Monday, November 2, 2009

Find and sort acronyms for Microsoft Word document automatically.

We guys work on Information Technology. I always have too many acronyms to deal with when I create a document.  There are many solutions of adding acronym to a word document, such as add as a Bookmark or Hyperlink. But most of them require the author to go through the document and mark all the acronyms manually, which I don’t like.

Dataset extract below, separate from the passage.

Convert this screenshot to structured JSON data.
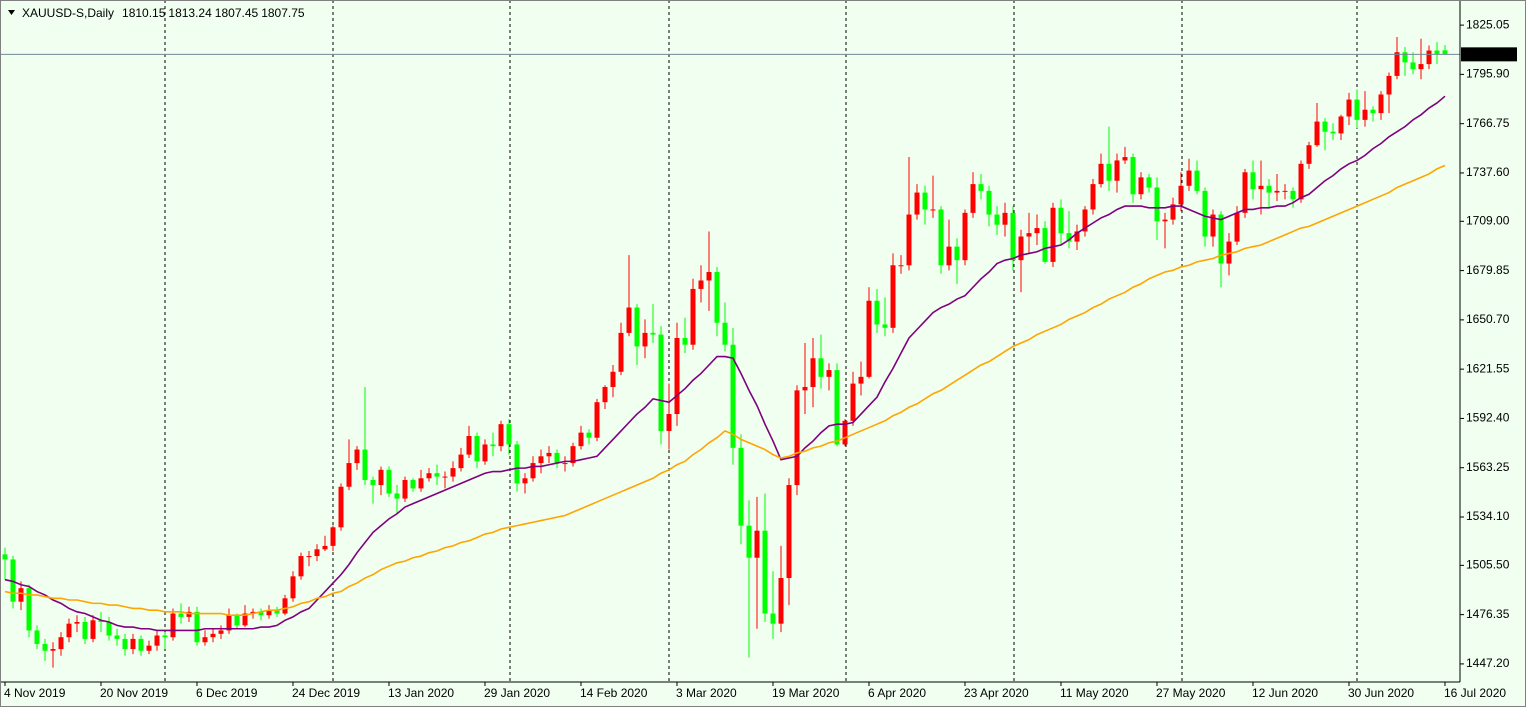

This script searches through your word document and find all Words >= 3 (configurable) alphabets in Uppercase, then remove duplicate entries and sort by alphabetical order.  This is exactly what I need.  If  you want to try, click Tools->macros->Visual Basic Editor, copy-paste the code below and execute it. There you go!

 

Sub ExtractAcronymsToANewDocument()

Dim oDoc_Source As Document
Dim oDoc_Target As Document
Dim strListSep  As String
Dim strAcronym  As String
Dim oTable      As Table
Dim oRange      As Range

Dim n As Long
Dim strAllFound As String
'use to keep track of founded. Find the list separator from international settings
'In some countries it is comma, in other semicolon

strListSep = Application.International(wdListSeparator)
strAllFound = "#"

Set oDoc_Source = ActiveDocument
'Create new document for acronyms
Set oDoc_Target = Documents.Add

With oDoc_Target
'Make sure document is empty
.Range = ""
'Insert a table with room for acronym and definition
Set oTable = .Tables.Add(Range:=.Range, NumRows:=2, NumColumns:=3)
    With oTable
    'Format the table a bit
    'Insert headings
    .Cell(1, 1).Range.Text = "Acronym"
    .Cell(1, 2).Range.Text = "Definition"
    .Cell(1, 3).Range.Text = "Page"
    'Set row as heading row
    .Rows(1).HeadingFormat = True
    .Rows(1).Range.Font.Bold = True
    .PreferredWidthType = wdPreferredWidthPercent
    .Columns(1).PreferredWidth = 20
    .Columns(2).PreferredWidth = 70
    .Columns(3).PreferredWidth = 10
    End With
End With

With oDoc_Source
Set oRange = .Range
n = 1 'used to count below

    With oRange.Find
    .Text = "<[A-Z]{3" & strListSep & "}>"
    .Forward = True
    .Wrap = wdFindStop
    .Format = False
    .MatchCase = True
    .MatchWildcards = True
    Do While .Execute
    'Continue while found
    strAcronym = oRange
    'Insert in target doc
    'If strAcronym is already in strAllFound, do not add again
    If InStr(1, strAllFound, "#" & strAcronym & "#") = 0 Then
        'Add new row in table from second acronym
        If n > 1 Then oTable.Rows.Add
        'Was not found before
        strAllFound = strAllFound & strAcronym & "#"
        'Insert in column 1 in oTable
        'Compensate for heading row
        With oTable
        .Cell(n + 1, 1).Range.Text = strAcronym
        'Insert page number in column 3
        .Cell(n + 1, 3).Range.Text = oRange.Information(wdActiveEndPageNumber)
        End With
        n = n + 1
        End If
        'If acronym
    Loop
    End With
End With

'Sort the acronyms alphabetically
With Selection
    .Sort ExcludeHeader:=True, FieldNumber:="Column 1", SortFieldType _
    :=wdSortFieldAlphanumeric, SortOrder:=wdSortOrderAscending
    .HomeKey (wdStory)
End With

'Clean up
Set oDoc_Source = Nothing
Set oDoc_Target = Nothing
Set oTable = Nothing
MsgBox "Finished extracting " & n - 1 & " acronymn(s) to a new document."

End Sub